Я увидел его в коридоре: мелкого, испуганного, заплаканного…
Он сказал, что ему некуда идти. Что он остался один. Родители бросили его. Что я его единственная надежда, что он любит меня. Сжимая его голову в своих руках, проводя пальцами по взлохмаченным волосам, я понял, что буду врать ему. Буду.
Рассказав ему довольно искореженную, грустную историю о своих и его родителях, я предложил ему остаться со мной. Я чувствовал вину. Я был обязан ему всем. Но я не мог рассказать ему правду. Иначе бы он возненавидел меня.
А правда заключалась в том, что во всем был виноват мой отец. Мой отец был зачинщиком неразберих случившихся в клубе. Он воровал деньги, уводил их прям из под носа у тех, кому был обязан шикарной зарплатой. Он воровал все больше и больше, постепенно теряя над собой контроль. Он. Только он.
Отец Макса, пытавшийся его урезонить, пытавшийся покрыть брата, также попал под удар.
На тот момент я давным-давно докопался до истины и знал, что делает мой отец вне дома. Для меня это казалось жутью. Двухсторонней жутью. Наблюдая издалека за проводившими гонками, я каждый раз боялся за тех, кто гонял на огромной скорости. Мне было отвратно наблюдать за тем как некоторые люди бились, бились нарочно, дабы доказать кому-то что-то. Наблюдая за всем этим, я постепенно осознал, что не могу спокойно смотреть на проезжающих мимо меня машин, казалось, смотря на них, я заглядывал внутрь, чувствовал характер каждой.
Не рассказывая отцу, о том, что в курсе его обязанностей, я попросился к нему в мастерскую. Эта была та самая мастерская. Именно та, которая сейчас принадлежала мне. Как бы мне. Отец, довольно спокойно восприняв мой интерес, пустил меня к тачкам, показал азы вождения и... и понеслось.

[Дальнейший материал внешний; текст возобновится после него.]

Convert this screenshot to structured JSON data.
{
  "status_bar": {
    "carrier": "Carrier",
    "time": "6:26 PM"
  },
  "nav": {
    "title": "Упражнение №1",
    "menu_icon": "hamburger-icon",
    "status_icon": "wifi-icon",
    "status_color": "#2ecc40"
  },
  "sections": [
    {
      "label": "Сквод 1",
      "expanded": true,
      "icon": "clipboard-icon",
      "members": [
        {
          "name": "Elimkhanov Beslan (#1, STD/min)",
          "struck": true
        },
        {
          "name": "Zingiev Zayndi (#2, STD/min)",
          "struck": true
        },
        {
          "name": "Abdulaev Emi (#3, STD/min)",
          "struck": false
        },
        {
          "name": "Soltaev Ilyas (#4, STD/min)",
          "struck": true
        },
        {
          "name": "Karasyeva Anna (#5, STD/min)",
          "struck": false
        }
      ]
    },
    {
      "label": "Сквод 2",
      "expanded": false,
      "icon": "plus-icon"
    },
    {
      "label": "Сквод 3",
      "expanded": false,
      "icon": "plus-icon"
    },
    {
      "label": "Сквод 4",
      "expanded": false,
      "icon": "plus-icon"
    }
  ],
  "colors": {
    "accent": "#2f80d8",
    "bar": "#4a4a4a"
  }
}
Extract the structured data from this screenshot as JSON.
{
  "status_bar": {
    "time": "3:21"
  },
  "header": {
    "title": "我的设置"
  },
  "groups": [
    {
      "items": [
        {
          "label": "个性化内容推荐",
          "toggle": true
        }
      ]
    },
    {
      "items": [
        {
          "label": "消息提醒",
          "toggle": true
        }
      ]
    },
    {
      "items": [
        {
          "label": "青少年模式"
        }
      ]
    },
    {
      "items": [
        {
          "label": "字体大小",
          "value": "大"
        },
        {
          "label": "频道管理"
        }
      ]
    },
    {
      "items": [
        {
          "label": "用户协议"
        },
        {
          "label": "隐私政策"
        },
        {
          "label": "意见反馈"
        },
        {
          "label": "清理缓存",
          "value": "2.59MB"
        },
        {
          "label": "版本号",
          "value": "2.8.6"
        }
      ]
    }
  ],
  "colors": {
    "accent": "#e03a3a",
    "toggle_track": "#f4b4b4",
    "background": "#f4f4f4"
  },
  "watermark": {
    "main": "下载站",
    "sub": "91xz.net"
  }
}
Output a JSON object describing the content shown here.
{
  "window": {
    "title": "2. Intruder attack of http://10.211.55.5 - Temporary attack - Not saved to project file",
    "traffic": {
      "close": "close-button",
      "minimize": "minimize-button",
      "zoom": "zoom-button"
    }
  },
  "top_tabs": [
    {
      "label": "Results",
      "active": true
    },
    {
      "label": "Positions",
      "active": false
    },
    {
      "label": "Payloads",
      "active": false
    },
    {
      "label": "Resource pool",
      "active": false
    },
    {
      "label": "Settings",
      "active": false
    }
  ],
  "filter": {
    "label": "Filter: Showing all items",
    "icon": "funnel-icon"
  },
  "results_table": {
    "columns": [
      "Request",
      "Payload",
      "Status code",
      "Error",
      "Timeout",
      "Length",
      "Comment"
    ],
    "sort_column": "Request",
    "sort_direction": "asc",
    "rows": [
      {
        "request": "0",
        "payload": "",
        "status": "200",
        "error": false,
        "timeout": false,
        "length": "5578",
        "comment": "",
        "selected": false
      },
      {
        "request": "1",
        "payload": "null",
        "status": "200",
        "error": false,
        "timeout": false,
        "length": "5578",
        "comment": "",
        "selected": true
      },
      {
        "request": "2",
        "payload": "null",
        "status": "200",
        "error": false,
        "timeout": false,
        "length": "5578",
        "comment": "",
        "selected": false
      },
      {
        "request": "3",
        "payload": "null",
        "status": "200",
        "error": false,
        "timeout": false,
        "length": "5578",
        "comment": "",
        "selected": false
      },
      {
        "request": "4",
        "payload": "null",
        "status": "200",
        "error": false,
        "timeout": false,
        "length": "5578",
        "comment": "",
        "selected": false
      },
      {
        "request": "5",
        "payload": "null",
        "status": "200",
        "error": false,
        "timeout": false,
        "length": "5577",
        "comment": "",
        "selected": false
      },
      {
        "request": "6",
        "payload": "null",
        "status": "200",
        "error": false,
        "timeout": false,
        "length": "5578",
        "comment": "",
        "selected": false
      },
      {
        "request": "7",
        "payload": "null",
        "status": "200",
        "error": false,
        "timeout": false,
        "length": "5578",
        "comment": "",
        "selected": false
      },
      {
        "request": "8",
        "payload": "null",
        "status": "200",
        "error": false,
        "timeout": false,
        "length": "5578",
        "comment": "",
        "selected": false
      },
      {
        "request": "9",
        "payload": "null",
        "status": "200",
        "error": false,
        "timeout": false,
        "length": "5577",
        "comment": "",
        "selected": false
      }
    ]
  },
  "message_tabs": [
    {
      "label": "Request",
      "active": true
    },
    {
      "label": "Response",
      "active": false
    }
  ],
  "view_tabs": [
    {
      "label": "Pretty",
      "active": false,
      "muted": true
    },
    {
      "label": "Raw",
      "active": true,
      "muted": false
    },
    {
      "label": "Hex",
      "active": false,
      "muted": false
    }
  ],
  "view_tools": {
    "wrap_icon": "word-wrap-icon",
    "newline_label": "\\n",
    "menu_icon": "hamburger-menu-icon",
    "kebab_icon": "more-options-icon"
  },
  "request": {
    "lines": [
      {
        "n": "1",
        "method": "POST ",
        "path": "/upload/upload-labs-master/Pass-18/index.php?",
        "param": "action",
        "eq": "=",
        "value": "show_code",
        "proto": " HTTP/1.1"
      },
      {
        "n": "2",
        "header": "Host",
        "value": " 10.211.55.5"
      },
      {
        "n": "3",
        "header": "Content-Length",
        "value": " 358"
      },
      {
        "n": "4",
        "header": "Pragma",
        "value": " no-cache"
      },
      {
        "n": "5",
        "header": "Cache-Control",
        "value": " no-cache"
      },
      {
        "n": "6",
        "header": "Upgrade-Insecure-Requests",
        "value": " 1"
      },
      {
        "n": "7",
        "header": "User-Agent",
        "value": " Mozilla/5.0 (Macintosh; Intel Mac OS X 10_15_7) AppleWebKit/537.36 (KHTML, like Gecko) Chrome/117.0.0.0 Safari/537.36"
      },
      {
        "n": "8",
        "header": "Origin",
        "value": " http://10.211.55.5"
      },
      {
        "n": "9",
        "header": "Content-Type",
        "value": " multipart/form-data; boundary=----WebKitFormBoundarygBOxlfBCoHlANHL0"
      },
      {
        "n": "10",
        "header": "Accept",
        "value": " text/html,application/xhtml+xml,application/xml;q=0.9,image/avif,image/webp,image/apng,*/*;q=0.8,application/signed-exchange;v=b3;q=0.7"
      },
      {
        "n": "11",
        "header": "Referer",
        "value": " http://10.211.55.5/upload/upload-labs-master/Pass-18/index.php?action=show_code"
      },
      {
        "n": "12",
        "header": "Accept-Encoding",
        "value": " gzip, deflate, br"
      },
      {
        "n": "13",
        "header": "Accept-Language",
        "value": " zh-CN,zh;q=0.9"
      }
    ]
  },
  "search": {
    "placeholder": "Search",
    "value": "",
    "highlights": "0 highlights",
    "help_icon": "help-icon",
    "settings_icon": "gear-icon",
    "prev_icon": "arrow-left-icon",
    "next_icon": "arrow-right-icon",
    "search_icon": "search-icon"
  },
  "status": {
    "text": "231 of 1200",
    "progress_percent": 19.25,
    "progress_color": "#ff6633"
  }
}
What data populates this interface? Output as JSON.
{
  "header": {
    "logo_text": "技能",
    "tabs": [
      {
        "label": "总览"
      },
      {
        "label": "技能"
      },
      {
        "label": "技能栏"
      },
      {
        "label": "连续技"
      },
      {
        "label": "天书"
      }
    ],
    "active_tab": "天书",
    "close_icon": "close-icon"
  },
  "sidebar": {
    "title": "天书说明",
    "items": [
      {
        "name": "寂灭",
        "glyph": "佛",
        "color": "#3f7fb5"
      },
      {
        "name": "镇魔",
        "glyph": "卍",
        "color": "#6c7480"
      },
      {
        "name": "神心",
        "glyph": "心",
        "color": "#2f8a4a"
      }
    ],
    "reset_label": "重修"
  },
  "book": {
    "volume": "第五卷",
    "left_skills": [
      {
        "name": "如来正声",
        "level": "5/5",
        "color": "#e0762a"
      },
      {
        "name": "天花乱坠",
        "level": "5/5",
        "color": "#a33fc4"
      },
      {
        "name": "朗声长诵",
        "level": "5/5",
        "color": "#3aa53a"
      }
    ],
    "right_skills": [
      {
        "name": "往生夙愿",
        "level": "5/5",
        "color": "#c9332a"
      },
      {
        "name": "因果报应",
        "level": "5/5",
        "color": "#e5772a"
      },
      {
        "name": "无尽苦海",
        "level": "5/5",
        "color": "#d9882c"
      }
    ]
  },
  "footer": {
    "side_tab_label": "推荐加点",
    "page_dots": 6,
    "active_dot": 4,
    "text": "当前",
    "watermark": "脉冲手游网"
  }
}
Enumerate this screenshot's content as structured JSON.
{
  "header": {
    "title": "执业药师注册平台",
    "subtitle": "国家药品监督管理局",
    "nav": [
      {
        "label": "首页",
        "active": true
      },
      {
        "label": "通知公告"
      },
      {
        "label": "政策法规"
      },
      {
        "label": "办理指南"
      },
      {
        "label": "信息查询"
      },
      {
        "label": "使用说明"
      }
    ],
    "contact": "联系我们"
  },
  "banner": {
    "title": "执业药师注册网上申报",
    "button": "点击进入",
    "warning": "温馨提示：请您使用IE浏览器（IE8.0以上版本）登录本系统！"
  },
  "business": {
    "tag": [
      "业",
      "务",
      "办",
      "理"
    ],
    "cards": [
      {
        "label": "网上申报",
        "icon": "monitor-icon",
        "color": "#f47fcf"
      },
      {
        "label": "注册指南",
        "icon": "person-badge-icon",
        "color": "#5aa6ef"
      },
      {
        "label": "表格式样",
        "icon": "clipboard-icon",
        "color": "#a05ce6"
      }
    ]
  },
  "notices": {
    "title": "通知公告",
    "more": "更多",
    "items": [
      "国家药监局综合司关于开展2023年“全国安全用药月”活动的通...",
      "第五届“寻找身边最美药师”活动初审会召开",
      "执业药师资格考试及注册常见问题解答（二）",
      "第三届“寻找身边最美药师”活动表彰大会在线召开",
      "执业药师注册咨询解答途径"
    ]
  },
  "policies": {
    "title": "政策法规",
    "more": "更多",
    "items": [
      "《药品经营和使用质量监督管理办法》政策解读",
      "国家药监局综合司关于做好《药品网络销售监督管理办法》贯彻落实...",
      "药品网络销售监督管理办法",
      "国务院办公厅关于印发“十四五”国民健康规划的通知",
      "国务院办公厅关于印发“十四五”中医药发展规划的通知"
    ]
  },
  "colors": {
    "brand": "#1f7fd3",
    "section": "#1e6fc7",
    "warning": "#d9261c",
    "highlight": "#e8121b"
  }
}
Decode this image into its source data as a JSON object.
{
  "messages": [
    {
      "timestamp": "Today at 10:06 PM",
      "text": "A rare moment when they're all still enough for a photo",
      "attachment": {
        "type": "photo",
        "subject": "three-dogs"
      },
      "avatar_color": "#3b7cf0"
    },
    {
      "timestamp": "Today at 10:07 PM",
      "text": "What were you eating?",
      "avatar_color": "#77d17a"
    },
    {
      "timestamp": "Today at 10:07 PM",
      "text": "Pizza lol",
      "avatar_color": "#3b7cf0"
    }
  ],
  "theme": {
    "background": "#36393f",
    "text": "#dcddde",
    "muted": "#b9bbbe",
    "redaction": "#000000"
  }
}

Едва получив права, я гонял по городу, сутками высиживал в гараже, пытаясь докопаться до самой тайной занавесы каждой из испробованных мною тачек.
Когда я уже мог спокойно собрать и разобрать любую из доставленных в салон машин, отец всерьез заинтересовался моими способностями.
Тот день. Улыбнувшись, он притащил меня в гараж. Оказывается, там у него было куплено еще одно помещение. Открыв ворота, он показал мне ее. Ее. Ту, в которую я влюбился, которую полюбил за красивые глаза, неповторимую фигуру, за великолепный тембр мотора, за… за все.
Откуда? Он сказал, что ему подарили ее, прислали из-за заграницы за отличную работу.
Отец, так глупо было полагать, что я мог поверить в это. В этот же день совершенно случайно я наткнулся в газете на маленькую заметку, о том, как одна довольно темная фигура нашего города совершенно случайно погибла за рулем своего автомобиля. Видимо, отец хорошо поработал.
Находясь в гараже, имея возможность наблюдать, присматриваться, я видел, как он складывает доход в свой карман.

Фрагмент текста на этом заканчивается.